Nadine Pradier, de la fédération des particuliers employeurs (FEPEM), a de plus souligné le “défi d'ampleur“ que représente le vieillissement de la population des assistantes maternelles, dont 44 % vont partir à la retraite d'ici 2030.

Encadrement

La qualité de l'accueil passe aussi par le taux d'encadrement. En France, a expliqué Pierre Suesser, du syndicat national des médecins de PMI (SNMPMI), il serait hérité d'après guerre, avec un professionnel pour cinq enfants qui ne marchent pas, un pour huit qui marchent.
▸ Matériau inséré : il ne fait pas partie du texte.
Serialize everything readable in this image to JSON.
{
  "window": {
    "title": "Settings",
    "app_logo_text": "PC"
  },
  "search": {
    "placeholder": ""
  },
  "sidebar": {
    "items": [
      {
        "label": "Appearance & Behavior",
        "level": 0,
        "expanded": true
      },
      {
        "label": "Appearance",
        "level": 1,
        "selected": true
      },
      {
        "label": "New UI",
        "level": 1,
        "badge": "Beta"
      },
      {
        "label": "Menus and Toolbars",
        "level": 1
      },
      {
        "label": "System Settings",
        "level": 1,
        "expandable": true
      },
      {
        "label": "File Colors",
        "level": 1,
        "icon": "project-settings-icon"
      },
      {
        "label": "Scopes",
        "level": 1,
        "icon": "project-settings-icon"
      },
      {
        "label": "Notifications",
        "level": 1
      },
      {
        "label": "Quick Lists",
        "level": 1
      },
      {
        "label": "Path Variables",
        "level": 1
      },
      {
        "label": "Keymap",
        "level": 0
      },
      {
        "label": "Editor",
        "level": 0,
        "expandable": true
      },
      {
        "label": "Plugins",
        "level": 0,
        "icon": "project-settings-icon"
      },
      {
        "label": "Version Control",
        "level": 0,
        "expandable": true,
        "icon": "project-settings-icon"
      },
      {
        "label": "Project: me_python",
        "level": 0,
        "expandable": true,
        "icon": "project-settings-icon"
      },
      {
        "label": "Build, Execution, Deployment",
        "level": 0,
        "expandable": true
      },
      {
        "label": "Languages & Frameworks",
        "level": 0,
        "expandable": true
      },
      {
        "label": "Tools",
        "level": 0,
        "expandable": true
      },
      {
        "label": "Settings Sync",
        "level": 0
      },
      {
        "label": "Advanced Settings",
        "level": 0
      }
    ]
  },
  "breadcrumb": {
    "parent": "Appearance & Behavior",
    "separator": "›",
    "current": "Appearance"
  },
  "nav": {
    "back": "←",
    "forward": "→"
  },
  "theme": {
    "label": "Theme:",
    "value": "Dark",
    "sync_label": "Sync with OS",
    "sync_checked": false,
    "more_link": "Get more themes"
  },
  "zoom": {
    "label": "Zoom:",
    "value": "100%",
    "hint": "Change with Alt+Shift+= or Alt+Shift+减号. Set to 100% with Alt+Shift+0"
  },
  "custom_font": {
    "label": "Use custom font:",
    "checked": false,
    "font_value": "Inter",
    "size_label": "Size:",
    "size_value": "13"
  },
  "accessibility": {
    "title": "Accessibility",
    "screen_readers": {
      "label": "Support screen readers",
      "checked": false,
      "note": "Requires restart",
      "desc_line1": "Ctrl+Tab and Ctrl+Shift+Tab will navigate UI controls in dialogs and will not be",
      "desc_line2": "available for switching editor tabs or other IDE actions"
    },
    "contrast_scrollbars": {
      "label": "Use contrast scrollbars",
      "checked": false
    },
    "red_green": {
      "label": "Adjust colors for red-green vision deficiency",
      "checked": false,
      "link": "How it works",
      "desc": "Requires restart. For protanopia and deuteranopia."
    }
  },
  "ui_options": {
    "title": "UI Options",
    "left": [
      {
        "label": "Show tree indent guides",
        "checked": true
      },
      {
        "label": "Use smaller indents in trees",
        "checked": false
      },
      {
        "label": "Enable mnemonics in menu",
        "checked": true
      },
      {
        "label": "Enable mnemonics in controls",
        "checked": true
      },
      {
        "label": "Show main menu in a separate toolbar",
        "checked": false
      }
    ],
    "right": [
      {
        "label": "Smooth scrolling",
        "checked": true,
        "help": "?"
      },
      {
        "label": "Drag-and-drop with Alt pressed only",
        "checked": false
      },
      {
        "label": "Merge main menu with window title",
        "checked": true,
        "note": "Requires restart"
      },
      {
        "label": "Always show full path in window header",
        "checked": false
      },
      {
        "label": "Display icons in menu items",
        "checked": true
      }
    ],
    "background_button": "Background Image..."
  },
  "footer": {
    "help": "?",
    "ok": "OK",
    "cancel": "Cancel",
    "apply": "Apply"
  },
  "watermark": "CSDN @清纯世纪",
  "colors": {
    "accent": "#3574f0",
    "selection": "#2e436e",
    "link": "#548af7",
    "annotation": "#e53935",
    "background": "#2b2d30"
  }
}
Or depuis la réforme de septembre 2021 les gestionnaires peuvent passer au taux de un pour 6 quel que soit l'âge de l'enfant, ce qui l'a “choqué“ car il se demande comment il est dans ce cas possible de “répondre aux besoins individualisés des enfants“. Il ajoute qu'en Allemagne ils sont à 1 pour 4 enfants, au Danemark 1 pour 3.. et se dit intéressé par le taux de un professionnel pour cinq enfants quel que soit l'âge, comme proposé par la commission des 1000 premiers jours.

Formation

Il a également été question de l'arrêté pris au mois de juillet dernier et qui permet aux professionnels sans qualification petite enfance de venir renforcer les équipes. Si selon la présidente de la délégation il a été mis en place pour cadrer une pratique déjà répandue et “ralentir le recours anarchique aux professionnels non formés“, pour Cyrille Godefroy “une formation minimum ne peut pas se cantonner à 120 heures sur le terrain accompagné par des professionnels qui sont eux-même en grandes difficultés de travail puisque déjà en pénurie d'encadrement.“

Brigitte Prévost (ANPDE, Association nationale des puéricultrices(teurs) diplômé(e)s et des étudiants) fait savoir que les 22 000 puéricultrices en exercice sont déjà infirmières et spécialisées en pédiatrie. Aussi “il serait intéressant que l'on soit considérées en tant qu' ‘infirmiers en pratique avancée‘ (IPA) avec un formation qui soit amenée à 2 ans. Il y a réservoir de professionnels qu'il ne faut pas négliger et que vous pourriez même utiliser, surtout dans des secteurs où il n'y a plus de médecin en milieu rural ou dans certaines poches où il n'y a pas de référence de proximité en matière de santé pour les familles et leurs enfants.“

Attractivité

“9 mois pour avoir l'agrément c'est beaucoup trop long“. Est entre autres demandé par l'association nationale des assistants maternels assistants et accueillants familiaux (ANAMAAF) la création d'un service indépendant et neutre, d'octroi, de suivi, d'agrément et de gestion sous l'autorité du préfet, afin de raccourcir les délais d'instruction des dossiers.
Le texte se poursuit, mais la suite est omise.